Luba avait parlé de plus en plus fort, jusqu'à crier, couvrant le bruit de musique.
Aucune des deux ne parla, installant un silence pesant et gênant. Helja ne regardait pas la métamorphe qui elle, fixait avec haine la sorcière. Enfin, cette dernière dit doucement, dans un murmure à peine audible :
— Je suis désolée.
— Pardon ? Je crois que je n'ai pas entendu.
— Je suis désolée, s'emporta soudainement Helja. Mais lorsque Médée a disparu, je me suis retrouvée seule, livrée à moi-même et j'ai dû assumer tous les contrats qui me sont tombés dessus, ne sachant pas ce qui était arrivé à la femme qui m'avait élevée. Quand je suis venue ici chercher des informations et que j'ai vu cette vielle folle qui se vantait de l'avoir tuée, je... je me suis légèrement énervée. Mais comprends-moi... Médée était tout pour moi...
— Parce que moi je ne comptais pas peut-être ? Tu connaissais les conséquences. Tu savais très bien que je ne pouvais pas sortir de la cité sans finir en prison. Mais...
Elle haussa les épaules puis reprit :
— Il n'y a que Médée qui compte à tes yeux ! Tu as décidé de me quitter alors que tu étais tout pour moi.

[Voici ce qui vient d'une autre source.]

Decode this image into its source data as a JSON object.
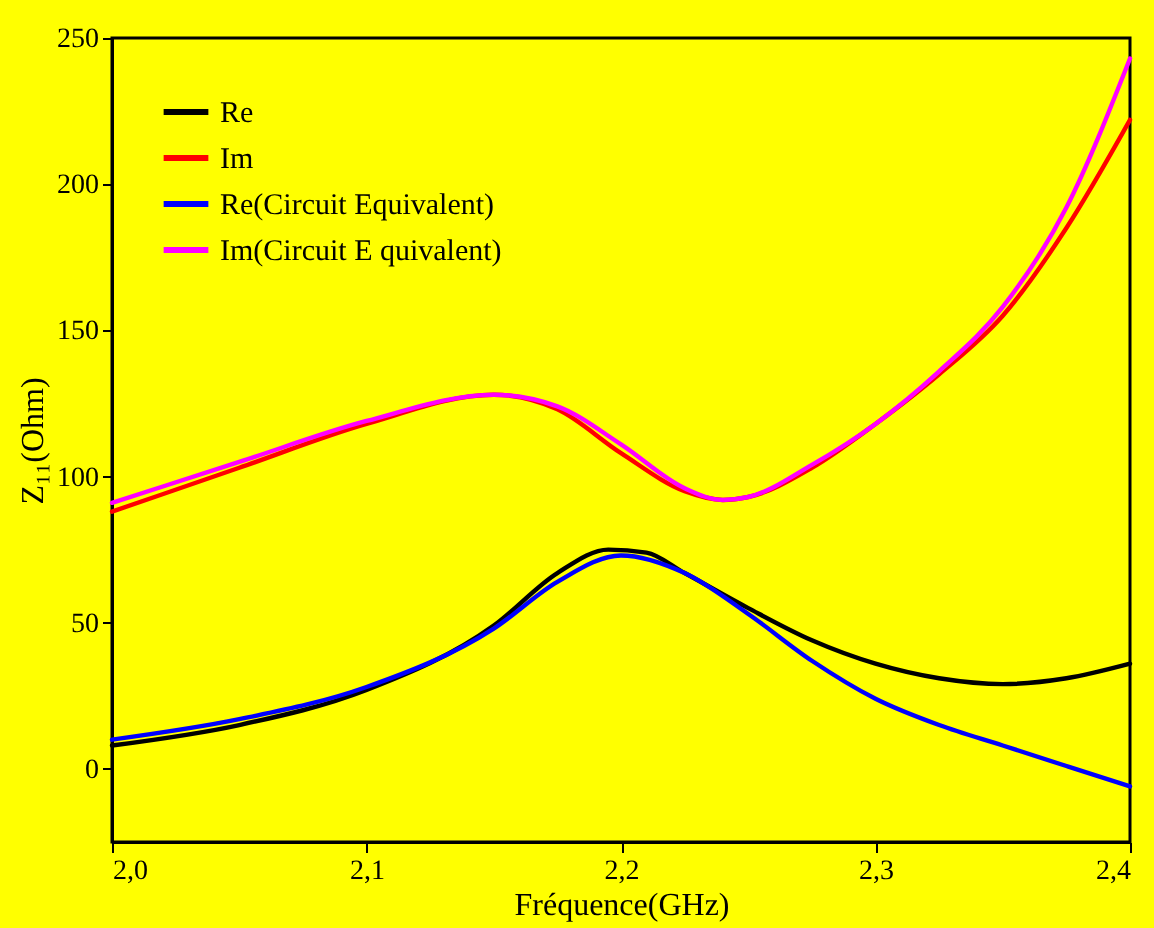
{
  "chart_data": {
    "type": "line",
    "xlabel": "Fréquence(GHz)",
    "ylabel": "Z₁₁(Ohm)",
    "legend": "top left",
    "xlim": [
      2.0,
      2.4
    ],
    "ylim": [
      -25,
      250
    ],
    "xticks": [
      {
        "value": 2.0,
        "label": "2,0"
      },
      {
        "value": 2.1,
        "label": "2,1"
      },
      {
        "value": 2.2,
        "label": "2,2"
      },
      {
        "value": 2.3,
        "label": "2,3"
      },
      {
        "value": 2.4,
        "label": "2,4"
      }
    ],
    "yticks": [
      0,
      50,
      100,
      150,
      200,
      250
    ],
    "series": [
      {
        "name": "Re",
        "color": "#000000",
        "x": [
          2.0,
          2.05,
          2.1,
          2.15,
          2.175,
          2.195,
          2.21,
          2.225,
          2.25,
          2.275,
          2.3,
          2.325,
          2.35,
          2.375,
          2.4
        ],
        "values": [
          8,
          15,
          27,
          49,
          67,
          75,
          74,
          67,
          55,
          44,
          36,
          31,
          29,
          31,
          36
        ]
      },
      {
        "name": "Im",
        "color": "#ff0000",
        "x": [
          2.0,
          2.05,
          2.1,
          2.15,
          2.175,
          2.2,
          2.225,
          2.24,
          2.25,
          2.275,
          2.3,
          2.325,
          2.35,
          2.375,
          2.4
        ],
        "values": [
          88,
          103,
          118,
          128,
          123,
          108,
          95,
          92,
          93,
          103,
          118,
          135,
          155,
          185,
          222
        ]
      },
      {
        "name": "Re(Circuit Equivalent)",
        "color": "#0000ff",
        "x": [
          2.0,
          2.05,
          2.1,
          2.15,
          2.175,
          2.2,
          2.225,
          2.25,
          2.275,
          2.3,
          2.325,
          2.35,
          2.375,
          2.4
        ],
        "values": [
          10,
          17,
          28,
          48,
          64,
          73,
          67,
          53,
          37,
          24,
          15,
          8,
          1,
          -6
        ]
      },
      {
        "name": "Im(Circuit E quivalent)",
        "color": "#ff00ff",
        "x": [
          2.0,
          2.05,
          2.1,
          2.15,
          2.175,
          2.2,
          2.225,
          2.24,
          2.25,
          2.275,
          2.3,
          2.325,
          2.35,
          2.375,
          2.4
        ],
        "values": [
          91,
          105,
          119,
          128,
          124,
          111,
          96,
          92,
          93,
          104,
          118,
          136,
          158,
          192,
          243
        ]
      }
    ]
  }
}
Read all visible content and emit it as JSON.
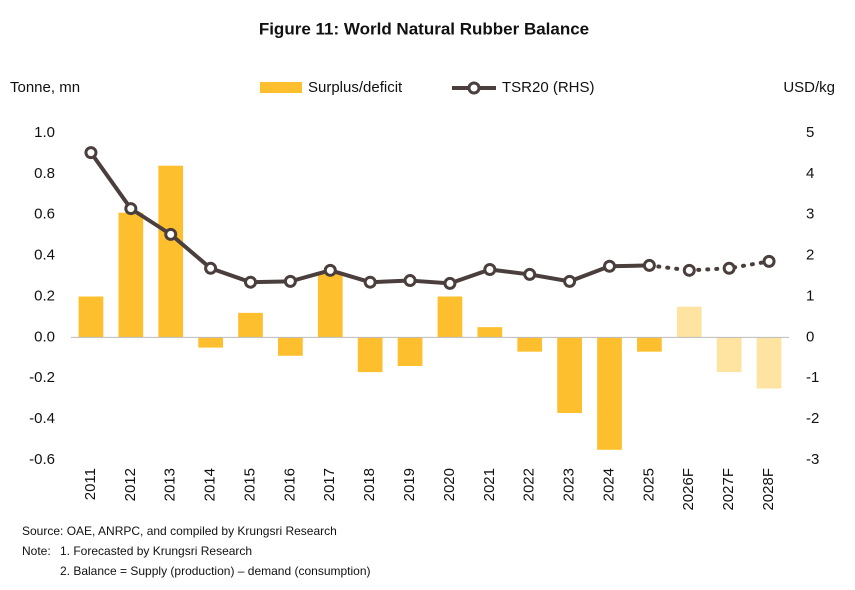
{
  "chart_data": {
    "type": "bar_line",
    "title": "Figure 11: World Natural Rubber Balance",
    "y_label": "Tonne, mn",
    "y2_label": "USD/kg",
    "categories": [
      "2011",
      "2012",
      "2013",
      "2014",
      "2015",
      "2016",
      "2017",
      "2018",
      "2019",
      "2020",
      "2021",
      "2022",
      "2023",
      "2024",
      "2025",
      "2026F",
      "2027F",
      "2028F"
    ],
    "series": [
      {
        "name": "Surplus/deficit",
        "type": "bar",
        "color": "#fdbf2d",
        "forecast_color": "#fee3a1",
        "values": [
          0.2,
          0.61,
          0.84,
          -0.05,
          0.12,
          -0.09,
          0.32,
          -0.17,
          -0.14,
          0.2,
          0.05,
          -0.07,
          -0.37,
          -0.55,
          -0.07,
          0.15,
          -0.17,
          -0.25
        ]
      },
      {
        "name": "TSR20 (RHS)",
        "type": "line",
        "axis": "y2",
        "color": "#4a3f3c",
        "values": [
          4.52,
          3.15,
          2.52,
          1.69,
          1.35,
          1.37,
          1.64,
          1.35,
          1.39,
          1.32,
          1.66,
          1.54,
          1.37,
          1.74,
          1.76,
          1.64,
          1.69,
          1.86
        ]
      }
    ],
    "ylim": [
      -0.6,
      1.0
    ],
    "yticks": [
      -0.6,
      -0.4,
      -0.2,
      {
        "value": 0,
        "label": "0.0"
      },
      0.2,
      0.4,
      0.6,
      0.8,
      {
        "value": 1,
        "label": "1.0"
      }
    ],
    "y2lim": [
      -3,
      5
    ],
    "y2ticks": [
      -3,
      -2,
      -1,
      0,
      1,
      2,
      3,
      4,
      5
    ],
    "source": "Source: OAE, ANRPC, and compiled by Krungsri Research",
    "note_label": "Note:",
    "notes": [
      "1. Forecasted by Krungsri Research",
      "2. Balance = Supply (production) – demand (consumption)"
    ]
  }
}
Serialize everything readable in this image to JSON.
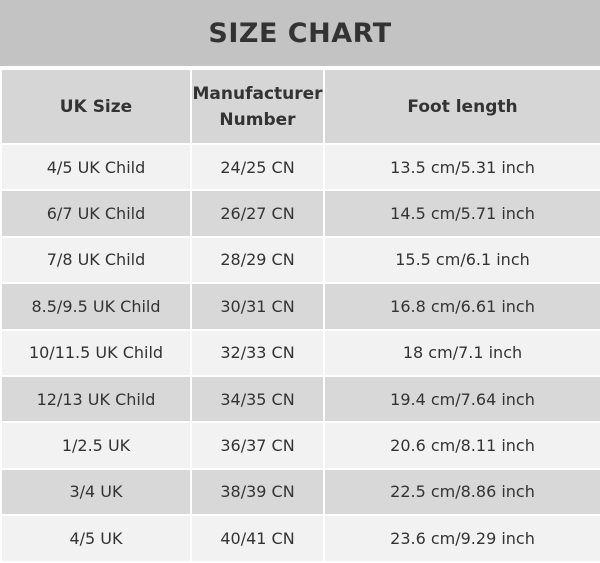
{
  "title": "SIZE CHART",
  "headers": [
    "UK Size",
    "Manufacturer Number",
    "Foot length"
  ],
  "rows": [
    [
      "4/5 UK Child",
      "24/25 CN",
      "13.5 cm/5.31 inch"
    ],
    [
      "6/7 UK Child",
      "26/27 CN",
      "14.5 cm/5.71 inch"
    ],
    [
      "7/8 UK Child",
      "28/29 CN",
      "15.5 cm/6.1 inch"
    ],
    [
      "8.5/9.5 UK Child",
      "30/31 CN",
      "16.8 cm/6.61 inch"
    ],
    [
      "10/11.5 UK Child",
      "32/33 CN",
      "18 cm/7.1 inch"
    ],
    [
      "12/13 UK Child",
      "34/35 CN",
      "19.4 cm/7.64 inch"
    ],
    [
      "1/2.5 UK",
      "36/37 CN",
      "20.6 cm/8.11 inch"
    ],
    [
      "3/4 UK",
      "38/39 CN",
      "22.5 cm/8.86 inch"
    ],
    [
      "4/5 UK",
      "40/41 CN",
      "23.6 cm/9.29 inch"
    ]
  ],
  "colors": {
    "title_bg": "#c3c3c3",
    "header_bg": "#d6d6d6",
    "row_light": "#f2f2f2",
    "row_dark": "#d8d8d8",
    "text": "#333333"
  }
}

Je t'aimais.
— Ce n'est pas ça, répondit aussitôt Helja qui s'approcha d'elle et lui attrapa le visage entre ses mains. Tu comptes énormément pour moi et je n'ai pas cessé de penser à toi depuis. J'étais consciente qu'en étant exclue de la ville souterraine je mettais fin à notre relation et crois moi, j'en étais malade. Mais j'ai...
La sorcière ne termina pas sa phrase et posa ses lèvres sur Luba. Les deux femmes s'embrassèrent, le temps ralentissant autour d'elles, puis la métamorphe s'emporta :
— Tu ne m'as même pas donné l'occasion de te faire mes adieux. Tu es égoïste et tu le seras toujours. Quand tu auras quitté la cité, n'y remets plus jamais les pieds !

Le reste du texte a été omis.